When the Cylons start to get scared is when the President points out that, this far from Cylon Homeworld, there's a very real chance that the back-up signal won't make it home. Yet presumably, the Cylons would have stored a back-up before setting out on their covert mission. The worst they have to fear, then, is the loss of the accumulated memories from that time onwards. As I said, loss of a day's memories might not be all that devastating (though if it was the day Famke Janssen sat in my lap, I think I'd be a tad begrudgeful). But I guess it makes sense to say that there would come a point where loss of all the memories since the last back-up would start to feel like a real loss.
This might be because so much time has elapsed: losing a few hours, no big deal; losing a few years, different matter. Or it might be because some life-changing events had been lost. But the prospect of reverting to a copy of my personality last stored in 1989 would seem, to me, scant consolation in the face of impending (body) death.

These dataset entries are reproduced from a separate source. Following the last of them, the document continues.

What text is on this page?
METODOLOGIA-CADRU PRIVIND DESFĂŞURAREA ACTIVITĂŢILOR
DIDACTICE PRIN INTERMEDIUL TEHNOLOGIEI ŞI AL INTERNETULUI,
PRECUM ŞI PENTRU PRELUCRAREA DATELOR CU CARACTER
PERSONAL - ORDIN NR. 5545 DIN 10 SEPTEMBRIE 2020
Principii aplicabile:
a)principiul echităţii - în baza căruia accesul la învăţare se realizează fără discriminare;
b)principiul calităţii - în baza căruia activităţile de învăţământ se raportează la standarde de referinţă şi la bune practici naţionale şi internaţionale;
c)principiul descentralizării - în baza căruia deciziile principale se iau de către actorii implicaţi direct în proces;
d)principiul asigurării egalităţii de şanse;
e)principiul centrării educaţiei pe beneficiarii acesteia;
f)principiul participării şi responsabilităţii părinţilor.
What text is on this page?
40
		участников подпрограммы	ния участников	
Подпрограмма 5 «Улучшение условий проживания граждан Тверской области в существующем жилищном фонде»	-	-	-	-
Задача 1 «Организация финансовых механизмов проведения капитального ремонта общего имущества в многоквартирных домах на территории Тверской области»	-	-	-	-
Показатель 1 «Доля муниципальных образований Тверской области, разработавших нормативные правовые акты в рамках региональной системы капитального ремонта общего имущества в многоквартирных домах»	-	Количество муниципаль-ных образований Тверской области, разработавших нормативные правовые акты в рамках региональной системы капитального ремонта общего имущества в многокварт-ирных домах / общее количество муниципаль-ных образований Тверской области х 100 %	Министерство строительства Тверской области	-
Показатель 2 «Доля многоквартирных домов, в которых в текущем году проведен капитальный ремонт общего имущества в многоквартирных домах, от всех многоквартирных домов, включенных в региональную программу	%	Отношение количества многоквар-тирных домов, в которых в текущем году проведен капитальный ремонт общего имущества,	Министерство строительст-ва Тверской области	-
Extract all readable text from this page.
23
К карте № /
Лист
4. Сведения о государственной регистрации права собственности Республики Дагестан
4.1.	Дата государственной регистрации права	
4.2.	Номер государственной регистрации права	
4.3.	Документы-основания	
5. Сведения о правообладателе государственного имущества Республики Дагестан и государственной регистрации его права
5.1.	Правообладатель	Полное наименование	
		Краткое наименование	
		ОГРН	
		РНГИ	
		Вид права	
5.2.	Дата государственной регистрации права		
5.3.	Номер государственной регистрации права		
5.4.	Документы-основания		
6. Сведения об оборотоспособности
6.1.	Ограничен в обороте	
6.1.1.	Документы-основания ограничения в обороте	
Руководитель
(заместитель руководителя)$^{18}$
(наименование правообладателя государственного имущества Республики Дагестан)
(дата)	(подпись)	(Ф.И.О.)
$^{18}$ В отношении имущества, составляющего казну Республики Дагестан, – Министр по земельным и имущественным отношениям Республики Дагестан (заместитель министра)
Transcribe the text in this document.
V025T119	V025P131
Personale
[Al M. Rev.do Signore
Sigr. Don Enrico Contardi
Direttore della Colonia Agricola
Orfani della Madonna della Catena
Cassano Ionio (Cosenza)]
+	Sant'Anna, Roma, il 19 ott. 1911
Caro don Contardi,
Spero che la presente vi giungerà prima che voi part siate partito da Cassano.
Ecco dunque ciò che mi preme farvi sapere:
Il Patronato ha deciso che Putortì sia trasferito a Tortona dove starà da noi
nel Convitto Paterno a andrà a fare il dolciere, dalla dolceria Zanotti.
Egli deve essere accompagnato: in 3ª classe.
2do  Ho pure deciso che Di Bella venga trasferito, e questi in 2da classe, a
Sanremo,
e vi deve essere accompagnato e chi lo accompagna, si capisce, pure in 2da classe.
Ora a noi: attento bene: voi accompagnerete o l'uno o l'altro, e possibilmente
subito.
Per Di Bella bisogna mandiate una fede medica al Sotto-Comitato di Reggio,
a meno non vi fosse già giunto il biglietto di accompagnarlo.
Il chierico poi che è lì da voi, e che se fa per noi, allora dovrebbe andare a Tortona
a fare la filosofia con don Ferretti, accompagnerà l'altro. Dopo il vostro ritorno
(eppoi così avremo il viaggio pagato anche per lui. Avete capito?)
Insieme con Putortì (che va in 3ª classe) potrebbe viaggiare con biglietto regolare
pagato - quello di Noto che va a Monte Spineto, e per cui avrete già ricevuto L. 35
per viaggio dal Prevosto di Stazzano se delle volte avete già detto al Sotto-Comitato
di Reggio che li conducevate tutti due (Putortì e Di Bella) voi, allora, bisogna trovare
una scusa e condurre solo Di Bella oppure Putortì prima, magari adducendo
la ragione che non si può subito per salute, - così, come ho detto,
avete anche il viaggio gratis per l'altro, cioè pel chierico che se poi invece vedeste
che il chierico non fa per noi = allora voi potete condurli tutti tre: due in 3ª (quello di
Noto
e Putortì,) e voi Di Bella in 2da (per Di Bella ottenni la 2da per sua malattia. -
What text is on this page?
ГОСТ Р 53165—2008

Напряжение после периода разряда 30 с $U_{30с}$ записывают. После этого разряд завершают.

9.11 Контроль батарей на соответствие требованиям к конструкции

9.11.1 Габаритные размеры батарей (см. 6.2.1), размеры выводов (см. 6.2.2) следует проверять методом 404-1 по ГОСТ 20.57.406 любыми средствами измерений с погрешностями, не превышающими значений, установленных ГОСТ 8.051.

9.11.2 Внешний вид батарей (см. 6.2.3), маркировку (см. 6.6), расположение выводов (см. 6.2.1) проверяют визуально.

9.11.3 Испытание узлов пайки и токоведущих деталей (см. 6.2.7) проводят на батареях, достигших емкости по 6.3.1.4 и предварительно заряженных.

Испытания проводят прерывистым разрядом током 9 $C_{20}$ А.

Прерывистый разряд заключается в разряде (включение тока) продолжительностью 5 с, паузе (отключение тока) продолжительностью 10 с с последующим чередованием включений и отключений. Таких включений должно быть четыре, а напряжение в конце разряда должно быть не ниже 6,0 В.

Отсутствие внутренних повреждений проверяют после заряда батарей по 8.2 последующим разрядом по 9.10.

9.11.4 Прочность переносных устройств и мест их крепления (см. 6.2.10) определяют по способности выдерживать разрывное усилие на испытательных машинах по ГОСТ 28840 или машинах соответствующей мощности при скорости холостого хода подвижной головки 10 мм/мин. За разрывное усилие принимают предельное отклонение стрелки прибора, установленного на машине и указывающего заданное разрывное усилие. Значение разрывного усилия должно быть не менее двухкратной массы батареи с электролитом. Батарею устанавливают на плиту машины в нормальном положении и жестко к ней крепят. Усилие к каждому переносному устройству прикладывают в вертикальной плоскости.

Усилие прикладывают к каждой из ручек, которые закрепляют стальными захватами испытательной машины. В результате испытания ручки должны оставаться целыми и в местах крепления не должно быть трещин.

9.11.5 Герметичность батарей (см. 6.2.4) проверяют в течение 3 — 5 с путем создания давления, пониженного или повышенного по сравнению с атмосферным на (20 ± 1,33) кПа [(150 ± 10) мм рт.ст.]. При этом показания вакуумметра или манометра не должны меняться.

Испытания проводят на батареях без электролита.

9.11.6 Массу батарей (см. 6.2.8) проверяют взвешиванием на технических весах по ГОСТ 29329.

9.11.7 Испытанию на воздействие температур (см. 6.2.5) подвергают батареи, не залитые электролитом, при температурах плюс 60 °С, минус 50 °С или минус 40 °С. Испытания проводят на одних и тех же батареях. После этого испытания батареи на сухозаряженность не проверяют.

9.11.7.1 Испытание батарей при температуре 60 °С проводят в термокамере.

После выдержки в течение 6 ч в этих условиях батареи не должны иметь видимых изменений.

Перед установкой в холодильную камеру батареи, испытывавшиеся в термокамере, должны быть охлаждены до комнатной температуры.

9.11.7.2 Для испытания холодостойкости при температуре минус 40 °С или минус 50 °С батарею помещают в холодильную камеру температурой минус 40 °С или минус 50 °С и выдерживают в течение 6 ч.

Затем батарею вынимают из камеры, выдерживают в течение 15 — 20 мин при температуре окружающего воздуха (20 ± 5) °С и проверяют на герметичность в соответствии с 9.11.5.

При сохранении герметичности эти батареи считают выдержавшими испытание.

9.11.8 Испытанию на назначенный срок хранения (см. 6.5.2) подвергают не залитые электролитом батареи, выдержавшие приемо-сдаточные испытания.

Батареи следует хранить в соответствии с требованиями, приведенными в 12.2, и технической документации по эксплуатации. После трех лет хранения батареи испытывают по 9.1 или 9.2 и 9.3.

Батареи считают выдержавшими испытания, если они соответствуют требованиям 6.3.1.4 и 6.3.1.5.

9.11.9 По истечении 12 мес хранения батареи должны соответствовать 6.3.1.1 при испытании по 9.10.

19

I realise that none of this is related to sentience as such, but I think it's pretty interetsing stuff. And it matters in the real world: when we think about living wills, for instance, and whether they should still apply after the people that wrote them have turned into/ been replaced by blissfully demented souls who don't remember writing them, and don't care about dignity & independence & all the concerns that motivated their previous self to write the decline treatment in advance. Are we respecting the competent person's wishes when they are incompetent? Or allowing one person to impose their will on another? How much has to change before we can't meaningfully talk about one person any more?
Hopefully I'll get to talk to Richard Morgan over a beer about this. And hopefully, I'll remember some of what he says.